CRFB has often written about Social Security's financial shortfall (see our most recent paper or blogs), arguing that lawmakers should address it long before it causes a 23 percent benefit cut in 2033. Lawmakers will need to either raise revenue, reduce spending, or some combination. We tend to believe that packages with both revenue and spending changes are the most politically feasible. Our Social Security Reformer lets you design your own plan to restore Social Security solvency. Regardless of the plan lawmakers choose, they should act sooner rather than later, which allows changes to be smaller and more gradual.

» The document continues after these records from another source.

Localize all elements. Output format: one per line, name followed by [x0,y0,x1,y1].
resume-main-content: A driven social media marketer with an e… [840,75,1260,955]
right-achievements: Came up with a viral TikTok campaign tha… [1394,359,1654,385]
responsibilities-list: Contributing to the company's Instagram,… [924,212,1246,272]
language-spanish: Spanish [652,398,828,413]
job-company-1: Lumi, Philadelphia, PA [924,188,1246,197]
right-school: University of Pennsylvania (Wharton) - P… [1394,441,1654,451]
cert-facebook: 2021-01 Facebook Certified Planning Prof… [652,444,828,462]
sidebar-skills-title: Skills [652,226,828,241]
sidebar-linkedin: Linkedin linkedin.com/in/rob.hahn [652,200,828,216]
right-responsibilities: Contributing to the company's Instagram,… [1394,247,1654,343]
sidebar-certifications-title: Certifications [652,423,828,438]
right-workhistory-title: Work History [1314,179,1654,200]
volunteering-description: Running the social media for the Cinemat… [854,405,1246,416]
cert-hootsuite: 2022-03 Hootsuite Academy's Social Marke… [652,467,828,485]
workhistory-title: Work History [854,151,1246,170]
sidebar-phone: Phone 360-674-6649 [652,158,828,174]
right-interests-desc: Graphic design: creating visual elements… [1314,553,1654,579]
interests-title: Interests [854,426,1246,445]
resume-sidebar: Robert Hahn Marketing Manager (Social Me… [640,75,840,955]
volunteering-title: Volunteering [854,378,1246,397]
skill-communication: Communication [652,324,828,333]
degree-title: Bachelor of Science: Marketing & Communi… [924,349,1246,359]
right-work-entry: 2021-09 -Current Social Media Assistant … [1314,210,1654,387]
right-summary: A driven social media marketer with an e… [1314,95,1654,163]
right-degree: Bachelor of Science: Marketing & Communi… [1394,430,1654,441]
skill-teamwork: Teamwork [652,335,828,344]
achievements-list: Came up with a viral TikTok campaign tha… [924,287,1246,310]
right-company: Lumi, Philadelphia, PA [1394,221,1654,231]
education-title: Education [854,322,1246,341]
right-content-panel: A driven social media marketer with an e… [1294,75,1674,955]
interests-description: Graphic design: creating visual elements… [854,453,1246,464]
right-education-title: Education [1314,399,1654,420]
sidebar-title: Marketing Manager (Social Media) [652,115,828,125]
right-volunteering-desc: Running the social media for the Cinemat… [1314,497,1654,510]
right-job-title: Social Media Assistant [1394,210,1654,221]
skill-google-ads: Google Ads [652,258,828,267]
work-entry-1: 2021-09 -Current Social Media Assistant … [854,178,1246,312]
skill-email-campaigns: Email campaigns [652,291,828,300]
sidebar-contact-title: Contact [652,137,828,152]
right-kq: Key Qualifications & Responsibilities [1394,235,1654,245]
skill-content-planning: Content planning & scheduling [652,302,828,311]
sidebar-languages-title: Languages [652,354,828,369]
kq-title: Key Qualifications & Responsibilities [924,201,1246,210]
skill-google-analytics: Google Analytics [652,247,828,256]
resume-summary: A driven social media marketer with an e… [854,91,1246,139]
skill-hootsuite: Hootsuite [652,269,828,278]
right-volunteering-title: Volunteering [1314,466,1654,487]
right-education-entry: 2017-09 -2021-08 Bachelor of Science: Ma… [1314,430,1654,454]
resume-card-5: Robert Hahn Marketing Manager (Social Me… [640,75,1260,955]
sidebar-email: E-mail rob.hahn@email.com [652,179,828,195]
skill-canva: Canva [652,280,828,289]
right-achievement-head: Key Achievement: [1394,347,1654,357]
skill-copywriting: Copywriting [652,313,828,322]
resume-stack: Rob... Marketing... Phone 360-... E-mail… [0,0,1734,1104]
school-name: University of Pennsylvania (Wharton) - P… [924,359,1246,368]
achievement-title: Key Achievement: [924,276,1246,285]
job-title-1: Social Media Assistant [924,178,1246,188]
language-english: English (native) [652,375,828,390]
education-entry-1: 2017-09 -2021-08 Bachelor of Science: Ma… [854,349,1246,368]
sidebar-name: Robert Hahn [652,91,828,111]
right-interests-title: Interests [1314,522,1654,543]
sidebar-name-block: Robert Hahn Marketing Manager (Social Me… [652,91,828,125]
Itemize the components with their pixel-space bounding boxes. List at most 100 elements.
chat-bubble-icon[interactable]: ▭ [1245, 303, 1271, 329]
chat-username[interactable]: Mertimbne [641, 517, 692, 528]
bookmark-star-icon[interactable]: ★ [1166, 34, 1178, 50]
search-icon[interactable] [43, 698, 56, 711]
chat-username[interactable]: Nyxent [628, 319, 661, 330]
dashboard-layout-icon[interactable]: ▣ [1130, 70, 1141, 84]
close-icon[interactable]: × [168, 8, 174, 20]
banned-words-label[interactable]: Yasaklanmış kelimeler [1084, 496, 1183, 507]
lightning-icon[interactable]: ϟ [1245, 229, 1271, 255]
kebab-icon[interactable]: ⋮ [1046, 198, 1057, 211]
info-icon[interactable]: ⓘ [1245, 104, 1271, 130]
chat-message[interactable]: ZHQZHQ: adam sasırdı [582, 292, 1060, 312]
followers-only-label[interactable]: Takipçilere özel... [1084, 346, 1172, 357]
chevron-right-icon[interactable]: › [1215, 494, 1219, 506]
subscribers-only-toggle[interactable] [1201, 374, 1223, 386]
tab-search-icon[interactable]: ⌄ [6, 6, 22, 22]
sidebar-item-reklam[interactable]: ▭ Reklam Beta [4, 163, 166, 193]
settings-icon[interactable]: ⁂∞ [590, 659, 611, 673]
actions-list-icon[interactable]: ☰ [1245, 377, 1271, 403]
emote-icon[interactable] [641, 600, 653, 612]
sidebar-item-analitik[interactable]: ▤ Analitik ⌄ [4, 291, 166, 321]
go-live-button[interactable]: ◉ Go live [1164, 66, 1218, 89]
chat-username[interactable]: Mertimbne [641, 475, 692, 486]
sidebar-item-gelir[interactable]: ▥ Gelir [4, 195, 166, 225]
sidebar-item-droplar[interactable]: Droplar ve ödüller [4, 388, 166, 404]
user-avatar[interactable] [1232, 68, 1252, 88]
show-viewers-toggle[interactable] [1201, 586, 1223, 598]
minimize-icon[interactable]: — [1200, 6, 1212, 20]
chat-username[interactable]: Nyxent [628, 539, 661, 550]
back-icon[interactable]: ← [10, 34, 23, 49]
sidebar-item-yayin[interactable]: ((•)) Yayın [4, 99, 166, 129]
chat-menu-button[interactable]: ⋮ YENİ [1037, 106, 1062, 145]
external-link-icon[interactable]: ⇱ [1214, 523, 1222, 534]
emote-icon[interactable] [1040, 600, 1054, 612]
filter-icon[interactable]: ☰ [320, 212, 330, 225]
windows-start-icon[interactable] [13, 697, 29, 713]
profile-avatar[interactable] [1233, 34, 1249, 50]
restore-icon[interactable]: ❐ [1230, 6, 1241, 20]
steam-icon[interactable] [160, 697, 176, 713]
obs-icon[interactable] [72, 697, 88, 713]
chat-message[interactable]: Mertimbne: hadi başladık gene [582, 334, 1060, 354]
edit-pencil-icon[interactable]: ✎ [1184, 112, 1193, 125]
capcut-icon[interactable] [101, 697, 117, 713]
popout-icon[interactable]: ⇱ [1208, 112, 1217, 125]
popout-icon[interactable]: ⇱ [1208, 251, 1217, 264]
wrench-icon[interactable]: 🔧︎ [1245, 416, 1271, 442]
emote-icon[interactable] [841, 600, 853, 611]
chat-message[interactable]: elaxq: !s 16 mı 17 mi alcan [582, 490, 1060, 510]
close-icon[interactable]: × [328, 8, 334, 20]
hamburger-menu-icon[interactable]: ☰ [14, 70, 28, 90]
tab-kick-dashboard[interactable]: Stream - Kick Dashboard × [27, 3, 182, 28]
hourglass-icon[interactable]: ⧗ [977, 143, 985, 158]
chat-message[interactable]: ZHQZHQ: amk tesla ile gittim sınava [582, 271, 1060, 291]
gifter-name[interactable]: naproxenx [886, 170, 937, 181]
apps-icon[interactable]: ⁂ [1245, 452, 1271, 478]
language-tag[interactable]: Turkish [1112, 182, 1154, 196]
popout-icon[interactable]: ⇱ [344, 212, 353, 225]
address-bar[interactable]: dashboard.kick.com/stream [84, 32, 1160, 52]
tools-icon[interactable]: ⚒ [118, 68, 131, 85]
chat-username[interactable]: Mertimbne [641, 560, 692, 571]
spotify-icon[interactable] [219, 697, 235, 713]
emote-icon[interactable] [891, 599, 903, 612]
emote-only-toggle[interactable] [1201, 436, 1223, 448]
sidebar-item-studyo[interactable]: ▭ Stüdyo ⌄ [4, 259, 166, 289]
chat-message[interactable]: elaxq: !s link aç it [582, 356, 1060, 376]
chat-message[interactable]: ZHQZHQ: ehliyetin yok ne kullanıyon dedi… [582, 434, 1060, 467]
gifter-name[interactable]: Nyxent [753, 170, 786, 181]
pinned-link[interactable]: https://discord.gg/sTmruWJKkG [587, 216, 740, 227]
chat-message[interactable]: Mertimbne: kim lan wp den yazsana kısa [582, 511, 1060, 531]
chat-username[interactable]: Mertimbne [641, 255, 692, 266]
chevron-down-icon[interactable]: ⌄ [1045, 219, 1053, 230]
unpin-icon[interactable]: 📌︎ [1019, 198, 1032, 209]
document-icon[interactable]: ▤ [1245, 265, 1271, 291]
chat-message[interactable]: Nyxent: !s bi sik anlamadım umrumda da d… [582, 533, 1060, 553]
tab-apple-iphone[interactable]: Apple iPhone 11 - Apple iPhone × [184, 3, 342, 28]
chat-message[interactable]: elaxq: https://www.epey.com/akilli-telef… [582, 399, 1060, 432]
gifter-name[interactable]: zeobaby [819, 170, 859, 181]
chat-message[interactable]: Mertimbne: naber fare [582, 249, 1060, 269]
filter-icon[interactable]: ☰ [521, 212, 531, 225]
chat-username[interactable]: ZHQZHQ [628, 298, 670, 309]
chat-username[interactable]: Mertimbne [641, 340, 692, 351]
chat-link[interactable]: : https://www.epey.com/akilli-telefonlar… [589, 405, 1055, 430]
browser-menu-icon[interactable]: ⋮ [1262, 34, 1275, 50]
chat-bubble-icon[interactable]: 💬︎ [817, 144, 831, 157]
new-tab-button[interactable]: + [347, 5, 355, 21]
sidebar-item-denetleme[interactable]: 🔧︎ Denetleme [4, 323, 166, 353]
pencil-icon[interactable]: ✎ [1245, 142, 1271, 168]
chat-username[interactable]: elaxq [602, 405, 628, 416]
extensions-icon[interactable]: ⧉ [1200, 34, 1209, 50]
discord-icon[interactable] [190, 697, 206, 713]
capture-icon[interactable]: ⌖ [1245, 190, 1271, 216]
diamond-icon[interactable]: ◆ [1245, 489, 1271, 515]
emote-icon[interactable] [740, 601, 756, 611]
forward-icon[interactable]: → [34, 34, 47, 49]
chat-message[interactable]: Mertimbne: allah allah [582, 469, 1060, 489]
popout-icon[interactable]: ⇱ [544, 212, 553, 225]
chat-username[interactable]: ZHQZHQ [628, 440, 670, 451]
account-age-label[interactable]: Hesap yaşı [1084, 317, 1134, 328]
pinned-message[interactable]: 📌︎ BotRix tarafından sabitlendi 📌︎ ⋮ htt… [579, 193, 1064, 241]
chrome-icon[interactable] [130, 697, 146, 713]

Surveys, particularly this type of trade-off analysis, can illuminate the changes that Americans are willing to accept to restore solvency to Social Security and prevent a future cut in benefits if nothing is done by 2033. However, the survey's design prevents it from being as informative about Americans' preferences as it could have been. We're happy to work with NASI to improve this survey in future years: everybody benefits from getting the most accurate information possible.